Tactile Minds - London Design Festival
18 - 22nd September 2018
On the 18th September i took part in the London Design Festival exhibiting in the show Tactile Minds. 22 ceramic artists and makers made pieces in response to their individual mental health journeys, emulating the full and unique spectrum of experience. These works were on display in the 18th century House Mill in Bromey-by-Bow, the world’s largest surviving tidal mill in support of the mental health charity, Mind.
1 in 4 people each year face mental health problems. It is founders and curators Candy Ward and Catherine Mountford’s passion for working together to build awareness of the mental health challenges and their love for working with such a versatile and expressive material, that formed Tactile Minds.
This exhibition was set up to publicly continue the open conversation of mental health challenges and to empower more people to talk about their experiences with others and to have the confidence to seek professional help and therapy.
The House Mill was a remarkable setting for this exhibition to take place in as it steps away from the clean white box that art exhibitions are so often held in. Its historical context within the ever changing cityscape of east London offers a distinctive chance to draw attention to this beautiful building and the heritage of Tower Hamlets and Newham.
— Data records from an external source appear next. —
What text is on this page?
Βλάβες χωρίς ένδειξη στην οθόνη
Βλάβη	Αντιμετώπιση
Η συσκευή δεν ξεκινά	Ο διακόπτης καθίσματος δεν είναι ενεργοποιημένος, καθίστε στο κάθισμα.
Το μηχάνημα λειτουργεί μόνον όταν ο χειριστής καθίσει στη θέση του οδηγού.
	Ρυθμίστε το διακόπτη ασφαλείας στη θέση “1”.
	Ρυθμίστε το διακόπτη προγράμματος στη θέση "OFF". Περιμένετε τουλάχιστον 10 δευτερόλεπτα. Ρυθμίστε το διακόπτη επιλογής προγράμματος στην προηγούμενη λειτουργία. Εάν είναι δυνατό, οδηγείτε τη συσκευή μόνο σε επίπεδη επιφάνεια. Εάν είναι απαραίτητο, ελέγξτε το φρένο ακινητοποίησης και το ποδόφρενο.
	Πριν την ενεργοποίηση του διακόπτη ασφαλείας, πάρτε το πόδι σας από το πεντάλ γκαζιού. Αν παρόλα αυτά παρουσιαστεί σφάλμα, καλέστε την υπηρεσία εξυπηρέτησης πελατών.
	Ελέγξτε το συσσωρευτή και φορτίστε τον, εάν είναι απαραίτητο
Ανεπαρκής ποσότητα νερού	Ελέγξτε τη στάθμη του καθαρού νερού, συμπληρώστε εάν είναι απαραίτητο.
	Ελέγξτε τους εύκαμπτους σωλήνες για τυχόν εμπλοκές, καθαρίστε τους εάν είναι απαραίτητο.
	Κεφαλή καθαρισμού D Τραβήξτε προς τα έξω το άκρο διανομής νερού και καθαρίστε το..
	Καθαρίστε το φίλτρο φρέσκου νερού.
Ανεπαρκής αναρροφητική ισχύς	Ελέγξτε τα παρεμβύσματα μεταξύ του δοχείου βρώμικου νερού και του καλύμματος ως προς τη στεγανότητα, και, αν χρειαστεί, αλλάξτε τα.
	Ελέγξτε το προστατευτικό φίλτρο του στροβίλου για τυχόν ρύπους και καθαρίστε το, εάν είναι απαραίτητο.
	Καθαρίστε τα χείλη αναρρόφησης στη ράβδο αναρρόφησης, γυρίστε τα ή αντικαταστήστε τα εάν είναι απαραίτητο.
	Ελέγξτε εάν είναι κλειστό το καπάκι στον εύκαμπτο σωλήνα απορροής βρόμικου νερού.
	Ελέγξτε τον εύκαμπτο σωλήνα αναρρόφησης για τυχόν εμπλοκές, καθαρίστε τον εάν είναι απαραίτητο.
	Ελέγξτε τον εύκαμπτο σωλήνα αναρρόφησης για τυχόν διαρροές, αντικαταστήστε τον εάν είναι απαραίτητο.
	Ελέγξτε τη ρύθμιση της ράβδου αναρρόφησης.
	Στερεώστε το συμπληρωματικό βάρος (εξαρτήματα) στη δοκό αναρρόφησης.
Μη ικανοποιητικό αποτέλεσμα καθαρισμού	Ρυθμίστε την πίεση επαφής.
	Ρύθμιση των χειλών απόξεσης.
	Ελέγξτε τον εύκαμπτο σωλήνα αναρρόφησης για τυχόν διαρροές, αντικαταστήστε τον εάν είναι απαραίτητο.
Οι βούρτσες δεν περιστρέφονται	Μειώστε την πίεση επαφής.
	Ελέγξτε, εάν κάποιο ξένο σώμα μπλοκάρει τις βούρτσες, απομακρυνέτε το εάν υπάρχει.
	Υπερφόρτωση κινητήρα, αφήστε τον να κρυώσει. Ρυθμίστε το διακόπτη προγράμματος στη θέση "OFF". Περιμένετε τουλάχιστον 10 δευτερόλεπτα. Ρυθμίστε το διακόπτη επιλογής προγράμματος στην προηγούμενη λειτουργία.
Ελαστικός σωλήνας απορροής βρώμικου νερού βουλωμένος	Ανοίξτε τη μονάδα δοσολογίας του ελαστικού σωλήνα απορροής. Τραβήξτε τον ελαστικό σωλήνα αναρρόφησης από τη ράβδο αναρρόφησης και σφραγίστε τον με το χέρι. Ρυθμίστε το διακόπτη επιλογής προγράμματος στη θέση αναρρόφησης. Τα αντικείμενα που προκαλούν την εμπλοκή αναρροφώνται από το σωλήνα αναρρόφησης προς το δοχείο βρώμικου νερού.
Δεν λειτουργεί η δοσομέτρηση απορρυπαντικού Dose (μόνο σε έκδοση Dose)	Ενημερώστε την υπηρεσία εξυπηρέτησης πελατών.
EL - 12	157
Samples of work at the show;
As part of this show i designed an installation titled: 'one in four'.
I presented four wooden cases containing four Yunomi in each. In each case one of the Yunomi had been broken and then repaired using the Japanese technique (and philosophy) of Kintsugi.
Yunomi in wooden cases.
‘One in Four’
Kintsugi’s celebration of the broken lends itself as the perfect vehicle to explore and revaluate our attitudes towards mental illness. One in four people experience mental health issues within their life time. Those that have experienced mental trauma and even those around them often go to great lengths to hide, disguise or ignore the symptoms and effects of their experience. Although we are starting to see a slow but positive shift, discussing mental health remains a social taboo, admitting to suffering from mental health issues still carries the stigma of weakness and remains the elephant in the room.
Kintsugi philosophy embraces the flawed or imperfect and celebrates the broken. The gold lines synonymous with the Kintsugi technique are indicators that the object has been broken and then repaired. Repairs are not hidden but are illuminated, celebrating the trauma, the recovery, the cracks and scars. The philosophy believes that things that have been broken and then fixed become stronger, more resilient and gain enhanced beauty. In Japanese culture Kintsugi objects are treasured, flaunted and revered rather than discarded, ignored or covered up. If we start to view mental illness from the view point of Kintsugi philosophy we can start to discuss and celebrate the experiences as unique strengths and beauty.
As part of the exhibition @josephludkin, @steph_buttle and @zoeclareartist took part in a panel discussion with Zoë Hough from @anxietyempire , Emmanuel Owusu, author of “My Psychosis Story”, and chaired by @saraheachristie. The panel discussed aspects of arts and mental health and the @tactilemindsexhibition.